The Board's decision and order dated September 9, 1992, hereby is reversed .

THE 1993 COMPLAINT Subsequent to the Board's 1992 Order, and while the Town's appeal to this Court was pending, the Union accused the Town of refusing to reopen negotiations and invoked arbitration. The Town apparently agreed, and arbitrators were appointed, but no hearings were held. However, in or around June 1993 the Town and the Union held three (3) negotiating sessions, during which the subject of privatization of the fire dispatch services was again discussed. On June 8, 1993, the Town held its annual financial town meeting, at which the taxpayers approved a budget for the fire dispatch services, and on June 28, 1993, the Town Council adopted a resolution subcontracting these services to a private agency, terminating the Union employees effective July 1, 1993.
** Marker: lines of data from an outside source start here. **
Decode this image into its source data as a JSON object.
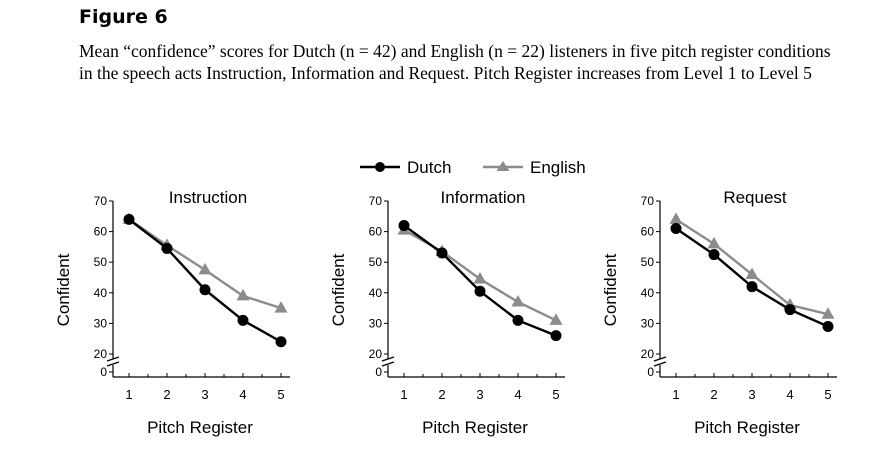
{
  "figure_label": "Figure 6",
  "caption": "Mean “confidence” scores for Dutch (n = 42) and English (n = 22) listeners in five pitch register conditions in the speech acts Instruction, Information and Request. Pitch Register increases from Level 1 to Level 5",
  "legend": {
    "placement": "top-center",
    "entries": [
      "Dutch",
      "English"
    ]
  },
  "colors": {
    "dutch": "#000000",
    "english": "#8c8c8c"
  },
  "chart_data": [
    {
      "type": "line",
      "title": "Instruction",
      "xlabel": "Pitch Register",
      "ylabel": "Confident",
      "categories": [
        "1",
        "2",
        "3",
        "4",
        "5"
      ],
      "x": [
        1,
        2,
        3,
        4,
        5
      ],
      "yticks": [
        "0",
        "20",
        "30",
        "40",
        "50",
        "60",
        "70"
      ],
      "ylim": [
        20,
        70
      ],
      "axis_break": true,
      "grid": false,
      "series": [
        {
          "name": "Dutch",
          "values": [
            64,
            54.5,
            41,
            31,
            24
          ]
        },
        {
          "name": "English",
          "values": [
            64,
            55.5,
            47.5,
            39,
            35
          ]
        }
      ]
    },
    {
      "type": "line",
      "title": "Information",
      "xlabel": "Pitch Register",
      "ylabel": "Confident",
      "categories": [
        "1",
        "2",
        "3",
        "4",
        "5"
      ],
      "x": [
        1,
        2,
        3,
        4,
        5
      ],
      "yticks": [
        "0",
        "20",
        "30",
        "40",
        "50",
        "60",
        "70"
      ],
      "ylim": [
        20,
        70
      ],
      "axis_break": true,
      "grid": false,
      "series": [
        {
          "name": "Dutch",
          "values": [
            62,
            53,
            40.5,
            31,
            26
          ]
        },
        {
          "name": "English",
          "values": [
            60.5,
            53.5,
            44.5,
            37,
            31
          ]
        }
      ]
    },
    {
      "type": "line",
      "title": "Request",
      "xlabel": "Pitch Register",
      "ylabel": "Confident",
      "categories": [
        "1",
        "2",
        "3",
        "4",
        "5"
      ],
      "x": [
        1,
        2,
        3,
        4,
        5
      ],
      "yticks": [
        "0",
        "20",
        "30",
        "40",
        "50",
        "60",
        "70"
      ],
      "ylim": [
        20,
        70
      ],
      "axis_break": true,
      "grid": false,
      "series": [
        {
          "name": "Dutch",
          "values": [
            61,
            52.5,
            42,
            34.5,
            29
          ]
        },
        {
          "name": "English",
          "values": [
            64,
            56,
            46,
            36,
            33
          ]
        }
      ]
    }
  ]
}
Again, the threshold question is whether the Board had jurisdiction to hear the Union's 1992 complaint. In this instance, the facts are squarely on point with Lime Rock, which raised the issue of whether "a town financial meeting has the authority to abolish the positions of all employees in a particular class after having bargained collectively with them in the past and with whom negotiations for a new contract have commenced." Id. at 51. Just as in Lime Rock, the Union could have invoked (or re-invoked) its right to arbitration under §28-9.1-7 within the period designated by § 28-9.1-3 (3), that is thirty (30) days after the last negotiation session, or about mid-July, 1993. For whatever reason the Union did not do so, and instead submitted a complaint to the State Labor Relations board, which was without jurisdiction to hear it.2

The Board's order and decision dated September 9, 1996, hereby is reversed.

1 Although the Board found that statements by one of the Town negotiating team members constituted an unfair labor practice, this issue is not addressed since it was not part of the Union's 1991 Charge nor the Board's 1991 complaint against the Town.

2 The Union also charged that Chief Mruk, who was present at one of the June 1993 negotiating sessions, "tried to coerce members [of the Union] to work for him as a private entity," and "used contract proposals to determine his bid price on subcontracting." This Court's reading of the 1996 decision and order of the State Labor Relations Board is that it turns not on Mruk's remarks or conduct, but rather on the Town's decision to privatize, which as indicated above, should have been the subject of arbitration.